DEAR MONOGAMY
NANCY HUANG
my favorite part of the birthday cake is licking icing off my finger. i remember when we first met it was a little like swiping the rose off my cake. chugging a bowl of ice cream. everything about you but wrapped in sugar. you’re the reason i never eat chocolate. i remember once i wore gumdrops in my hair like a crown. i must have been very young. i don’t normally remember stuff like this, candy folded into batter. i love that story about those two kids and the witch’s gingerbread house: i always pictured it raining. sweet icicles melting down. soggy gingerbread foaming into bubbly brown lumps. rainbow sprinkle puddles. peppermint storm cloud. i’m not really that hungry anymore but i’ll have a second helping. you were always my second helping: i only liked your voice when i felt i could taste it. in your mouth, rain and sugar. everything about you felt a little like guilt.
OLD SCHOOL
NANCY HUANG
So you’re born in the capital of the world/ &they’ll never let you escape. Action/reaction. Remember: every time you talk about your mother, do it/ with your eyes closed. Remember: Your name is a seed that/ your body grew from. Remember: the one time you loved, sunburst dust embedded/ your fingertip &one day there won’t be a radio song/ to cry over. Everything is want. There is no need/ to need. A hypocrisy: you believe in no gods/ but you think they can be created. A contradiction: there is only one god/ &all of them are you.

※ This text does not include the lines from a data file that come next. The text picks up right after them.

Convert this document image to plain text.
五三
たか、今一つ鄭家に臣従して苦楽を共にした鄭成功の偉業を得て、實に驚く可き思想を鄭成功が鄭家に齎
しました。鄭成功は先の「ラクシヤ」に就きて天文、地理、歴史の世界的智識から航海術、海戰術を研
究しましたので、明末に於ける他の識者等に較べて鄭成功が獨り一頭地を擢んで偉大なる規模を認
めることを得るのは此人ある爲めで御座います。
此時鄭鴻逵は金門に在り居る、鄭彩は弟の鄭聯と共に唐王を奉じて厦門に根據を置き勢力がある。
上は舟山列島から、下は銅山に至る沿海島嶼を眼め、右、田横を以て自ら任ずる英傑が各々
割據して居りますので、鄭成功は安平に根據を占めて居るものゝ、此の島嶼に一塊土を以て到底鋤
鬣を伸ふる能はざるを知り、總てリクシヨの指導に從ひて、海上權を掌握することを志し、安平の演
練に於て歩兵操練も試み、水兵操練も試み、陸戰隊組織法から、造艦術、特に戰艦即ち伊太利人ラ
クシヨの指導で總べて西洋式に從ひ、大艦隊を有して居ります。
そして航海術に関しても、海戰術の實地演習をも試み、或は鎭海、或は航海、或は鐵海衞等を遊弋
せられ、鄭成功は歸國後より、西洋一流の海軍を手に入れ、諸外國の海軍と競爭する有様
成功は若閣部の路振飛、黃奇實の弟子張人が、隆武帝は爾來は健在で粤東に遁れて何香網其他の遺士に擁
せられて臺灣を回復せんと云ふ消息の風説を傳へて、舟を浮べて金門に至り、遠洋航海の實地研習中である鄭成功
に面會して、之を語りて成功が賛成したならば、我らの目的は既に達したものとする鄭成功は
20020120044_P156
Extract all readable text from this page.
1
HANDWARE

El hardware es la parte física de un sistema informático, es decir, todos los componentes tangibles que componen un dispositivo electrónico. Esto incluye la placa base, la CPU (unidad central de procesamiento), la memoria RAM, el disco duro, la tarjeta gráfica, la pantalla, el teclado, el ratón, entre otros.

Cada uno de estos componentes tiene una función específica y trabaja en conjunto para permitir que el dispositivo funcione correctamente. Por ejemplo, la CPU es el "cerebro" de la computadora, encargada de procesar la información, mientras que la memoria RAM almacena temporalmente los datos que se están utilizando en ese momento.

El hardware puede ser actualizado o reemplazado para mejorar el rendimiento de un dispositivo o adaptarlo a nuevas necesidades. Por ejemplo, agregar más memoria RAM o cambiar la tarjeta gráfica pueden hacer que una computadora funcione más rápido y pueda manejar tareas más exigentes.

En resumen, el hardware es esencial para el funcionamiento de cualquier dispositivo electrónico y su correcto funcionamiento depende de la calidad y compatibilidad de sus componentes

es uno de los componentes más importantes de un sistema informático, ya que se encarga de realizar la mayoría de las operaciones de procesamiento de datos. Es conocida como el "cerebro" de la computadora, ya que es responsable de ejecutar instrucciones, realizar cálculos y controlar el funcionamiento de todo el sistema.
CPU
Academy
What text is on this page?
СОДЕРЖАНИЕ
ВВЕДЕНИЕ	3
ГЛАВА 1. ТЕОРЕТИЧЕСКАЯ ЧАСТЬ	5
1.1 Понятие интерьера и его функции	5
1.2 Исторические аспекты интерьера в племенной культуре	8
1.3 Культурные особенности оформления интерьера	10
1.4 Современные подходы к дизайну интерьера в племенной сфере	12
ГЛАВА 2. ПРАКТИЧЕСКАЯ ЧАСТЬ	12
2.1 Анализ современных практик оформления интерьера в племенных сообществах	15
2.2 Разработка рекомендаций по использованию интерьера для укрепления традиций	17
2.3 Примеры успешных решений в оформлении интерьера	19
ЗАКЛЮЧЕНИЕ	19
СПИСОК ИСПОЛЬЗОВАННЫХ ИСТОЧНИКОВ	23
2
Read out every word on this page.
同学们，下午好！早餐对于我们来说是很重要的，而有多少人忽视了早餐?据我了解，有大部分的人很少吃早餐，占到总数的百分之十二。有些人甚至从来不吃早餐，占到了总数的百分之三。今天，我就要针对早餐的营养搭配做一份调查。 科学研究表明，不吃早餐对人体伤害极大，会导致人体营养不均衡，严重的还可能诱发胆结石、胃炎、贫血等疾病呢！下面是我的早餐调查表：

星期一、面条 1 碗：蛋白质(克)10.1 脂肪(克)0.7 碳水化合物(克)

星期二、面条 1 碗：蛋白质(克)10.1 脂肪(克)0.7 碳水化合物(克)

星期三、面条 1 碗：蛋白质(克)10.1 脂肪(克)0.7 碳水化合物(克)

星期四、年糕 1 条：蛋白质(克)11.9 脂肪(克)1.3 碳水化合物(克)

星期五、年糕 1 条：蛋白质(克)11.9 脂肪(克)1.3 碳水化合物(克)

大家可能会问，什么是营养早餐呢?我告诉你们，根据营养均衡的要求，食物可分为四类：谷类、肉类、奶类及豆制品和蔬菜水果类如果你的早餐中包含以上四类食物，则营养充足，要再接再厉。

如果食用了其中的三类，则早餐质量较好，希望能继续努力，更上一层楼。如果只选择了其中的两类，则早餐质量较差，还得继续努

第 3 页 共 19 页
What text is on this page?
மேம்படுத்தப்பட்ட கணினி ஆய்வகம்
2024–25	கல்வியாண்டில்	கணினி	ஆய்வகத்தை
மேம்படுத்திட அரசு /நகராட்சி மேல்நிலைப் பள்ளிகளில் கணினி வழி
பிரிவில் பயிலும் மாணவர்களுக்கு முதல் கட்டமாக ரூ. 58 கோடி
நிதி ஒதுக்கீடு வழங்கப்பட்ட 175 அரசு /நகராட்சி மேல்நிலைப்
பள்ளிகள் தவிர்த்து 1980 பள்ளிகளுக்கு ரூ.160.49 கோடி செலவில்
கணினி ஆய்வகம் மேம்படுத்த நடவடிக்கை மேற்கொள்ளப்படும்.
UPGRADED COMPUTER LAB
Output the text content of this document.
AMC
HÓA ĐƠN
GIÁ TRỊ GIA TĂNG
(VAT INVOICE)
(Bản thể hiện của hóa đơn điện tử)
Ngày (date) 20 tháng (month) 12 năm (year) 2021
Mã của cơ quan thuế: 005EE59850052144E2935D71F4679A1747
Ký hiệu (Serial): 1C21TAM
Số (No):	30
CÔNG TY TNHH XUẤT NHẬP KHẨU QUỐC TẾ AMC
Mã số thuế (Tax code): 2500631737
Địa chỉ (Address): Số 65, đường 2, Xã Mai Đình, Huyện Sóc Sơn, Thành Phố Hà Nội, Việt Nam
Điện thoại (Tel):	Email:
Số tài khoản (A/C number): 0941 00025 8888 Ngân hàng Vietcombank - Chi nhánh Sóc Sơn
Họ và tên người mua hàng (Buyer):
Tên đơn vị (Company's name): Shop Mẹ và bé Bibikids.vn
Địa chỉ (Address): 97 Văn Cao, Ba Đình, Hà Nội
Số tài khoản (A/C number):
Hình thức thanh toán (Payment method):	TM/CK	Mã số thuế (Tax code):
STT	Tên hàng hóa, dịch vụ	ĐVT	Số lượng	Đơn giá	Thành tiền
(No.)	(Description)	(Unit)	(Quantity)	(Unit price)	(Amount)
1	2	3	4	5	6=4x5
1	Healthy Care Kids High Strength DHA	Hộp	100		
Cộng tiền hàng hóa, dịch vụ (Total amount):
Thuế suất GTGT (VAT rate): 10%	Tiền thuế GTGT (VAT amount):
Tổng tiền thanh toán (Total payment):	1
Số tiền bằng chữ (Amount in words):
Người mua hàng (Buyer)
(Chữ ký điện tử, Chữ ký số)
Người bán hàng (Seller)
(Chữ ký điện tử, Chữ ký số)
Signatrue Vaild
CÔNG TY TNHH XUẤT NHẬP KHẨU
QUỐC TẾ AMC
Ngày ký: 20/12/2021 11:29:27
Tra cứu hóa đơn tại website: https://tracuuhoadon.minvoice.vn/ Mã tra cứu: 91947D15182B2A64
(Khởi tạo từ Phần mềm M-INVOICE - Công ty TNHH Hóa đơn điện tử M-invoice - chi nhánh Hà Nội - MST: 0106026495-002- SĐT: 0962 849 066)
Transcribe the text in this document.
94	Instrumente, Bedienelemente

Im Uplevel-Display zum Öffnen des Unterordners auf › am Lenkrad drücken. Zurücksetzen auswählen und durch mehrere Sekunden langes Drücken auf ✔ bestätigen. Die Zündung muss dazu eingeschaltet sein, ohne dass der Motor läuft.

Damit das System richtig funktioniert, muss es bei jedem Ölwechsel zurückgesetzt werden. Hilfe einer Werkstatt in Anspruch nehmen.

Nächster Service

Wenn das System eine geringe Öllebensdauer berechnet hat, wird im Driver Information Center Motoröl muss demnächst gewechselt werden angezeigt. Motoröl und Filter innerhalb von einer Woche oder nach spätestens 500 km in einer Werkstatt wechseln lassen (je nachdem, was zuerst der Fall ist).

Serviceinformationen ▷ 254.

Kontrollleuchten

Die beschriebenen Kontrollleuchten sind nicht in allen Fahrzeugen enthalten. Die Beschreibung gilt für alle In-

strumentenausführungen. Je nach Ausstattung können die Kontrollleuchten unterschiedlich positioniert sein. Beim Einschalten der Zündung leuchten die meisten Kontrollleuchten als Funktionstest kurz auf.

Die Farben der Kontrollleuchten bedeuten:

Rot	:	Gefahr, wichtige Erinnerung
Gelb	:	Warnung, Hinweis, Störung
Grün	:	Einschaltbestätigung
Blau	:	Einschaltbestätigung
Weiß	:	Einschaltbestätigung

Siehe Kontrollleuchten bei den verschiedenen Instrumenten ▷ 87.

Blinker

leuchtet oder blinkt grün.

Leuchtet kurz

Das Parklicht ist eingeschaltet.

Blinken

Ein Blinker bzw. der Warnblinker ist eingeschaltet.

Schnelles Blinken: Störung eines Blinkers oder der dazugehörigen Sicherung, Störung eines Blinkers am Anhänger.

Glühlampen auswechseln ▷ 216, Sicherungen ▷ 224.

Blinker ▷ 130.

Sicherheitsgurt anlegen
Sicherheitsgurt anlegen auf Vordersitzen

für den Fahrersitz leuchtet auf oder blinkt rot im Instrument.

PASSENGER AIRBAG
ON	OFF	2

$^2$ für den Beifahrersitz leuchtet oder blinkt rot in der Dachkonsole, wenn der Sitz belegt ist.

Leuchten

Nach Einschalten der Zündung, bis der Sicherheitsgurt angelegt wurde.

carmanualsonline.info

NANCY HUANG grew up in America and China. She was a finalist in the James F. Parker Award for poetry, a 2015 YoungArts finalist in fiction, a Gold Key recipient in the Scholastic Art & Writing Awards, and a winner of the Michigan Young Playwrights Festival. Her work has appeared or is forthcoming in Vinyl, Bodega, This Bridge Called Language, Barrio Writers Anthology, Winter Tangerine Review, and others. She lives in Austin.